Claire melangkah dengan semangat menuju lapangan. Pelajaran olahraga bukanlah pelajaran favoritnya. Hanya saja, perubahan suasana belajar dari kelas menjadi ruangan terbuka adalah sesuatu yang menyenangkan. Selain itu, pelajaran olahraga adalah mata pelajaran gabungan. Kelas XII IPA lainnya akan ikut serta.
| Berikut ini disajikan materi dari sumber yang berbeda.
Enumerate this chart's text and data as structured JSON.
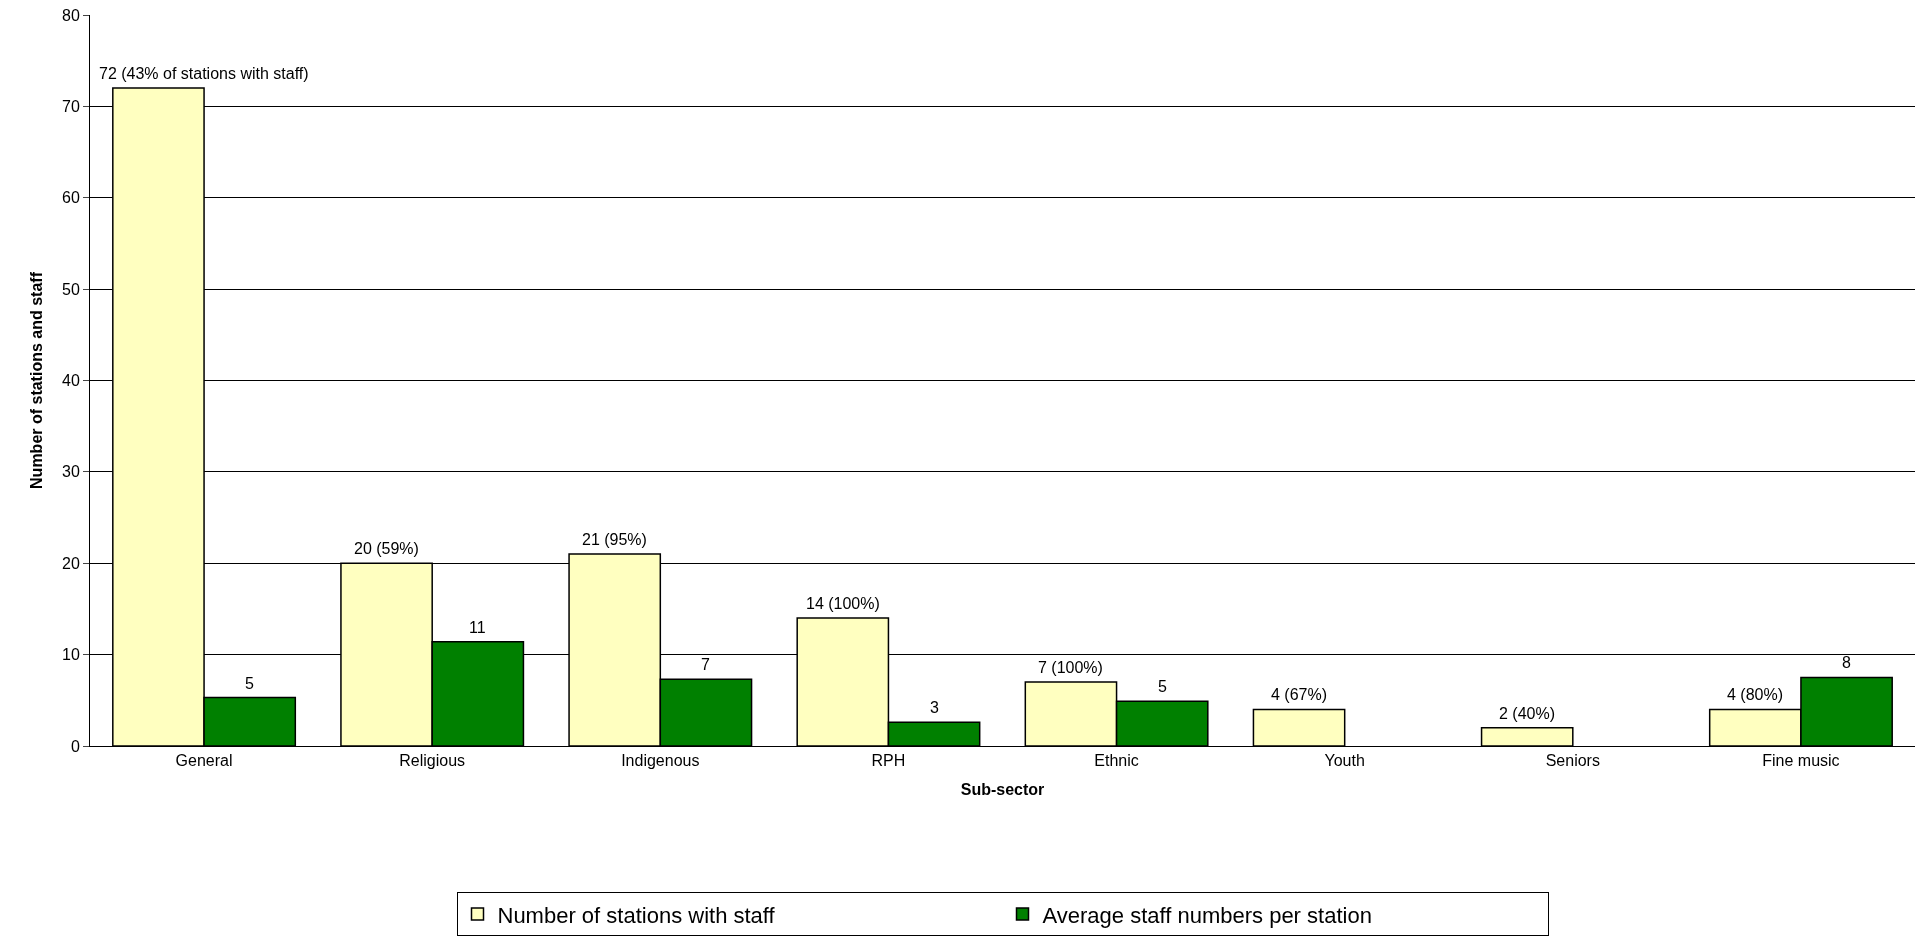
{
  "chart_data": {
    "type": "bar",
    "xlabel": "Sub-sector",
    "ylabel": "Number of stations and staff",
    "categories": [
      "General",
      "Religious",
      "Indigenous",
      "RPH",
      "Ethnic",
      "Youth",
      "Seniors",
      "Fine music"
    ],
    "series": [
      {
        "name": "Number of stations with staff",
        "color": "#ffffc0",
        "values": [
          72,
          20,
          21,
          14,
          7,
          4,
          2,
          4
        ],
        "value_labels": [
          "72 (43% of stations with staff)",
          "20 (59%)",
          "21 (95%)",
          "14 (100%)",
          "7 (100%)",
          "4 (67%)",
          "2 (40%)",
          "4 (80%)"
        ]
      },
      {
        "name": "Average staff numbers per station",
        "color": "#008000",
        "values": [
          5.3,
          11.4,
          7.3,
          2.6,
          4.9,
          null,
          null,
          7.5
        ],
        "value_labels": [
          "5",
          "11",
          "7",
          "3",
          "5",
          null,
          null,
          "8"
        ]
      }
    ],
    "ylim": [
      0,
      80
    ],
    "yticks": [
      0,
      10,
      20,
      30,
      40,
      50,
      60,
      70,
      80
    ],
    "grid": "y",
    "legend": "bottom"
  }
}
Dengan begitu, suasana akan ramai.
“Hei, siswi yang di sana! Tolong ambilkan bola yang menggelinding ke sana, dong,” teriak sang guru olahraga karena jarak yang lumayan jauh. Claire berbalik dan sadar kalau dirinyalah yang diperintah.
Menggelinding ke dekat sini, kah? Tebak Claire sambil menyusuri semak-semak. “Ah, dapat.”
Sesosok pemulung muncul dari belakangnya, dengan seringai menyeramkan. Giginya yang tanggal satu dan matanya yang hilang sebelah memperoleh jeritan dari Claire. Bola yang dipegangnya terlepas. Pemulung menyeramkan itu tertawa kecil sambil berjalan mendekati Claire.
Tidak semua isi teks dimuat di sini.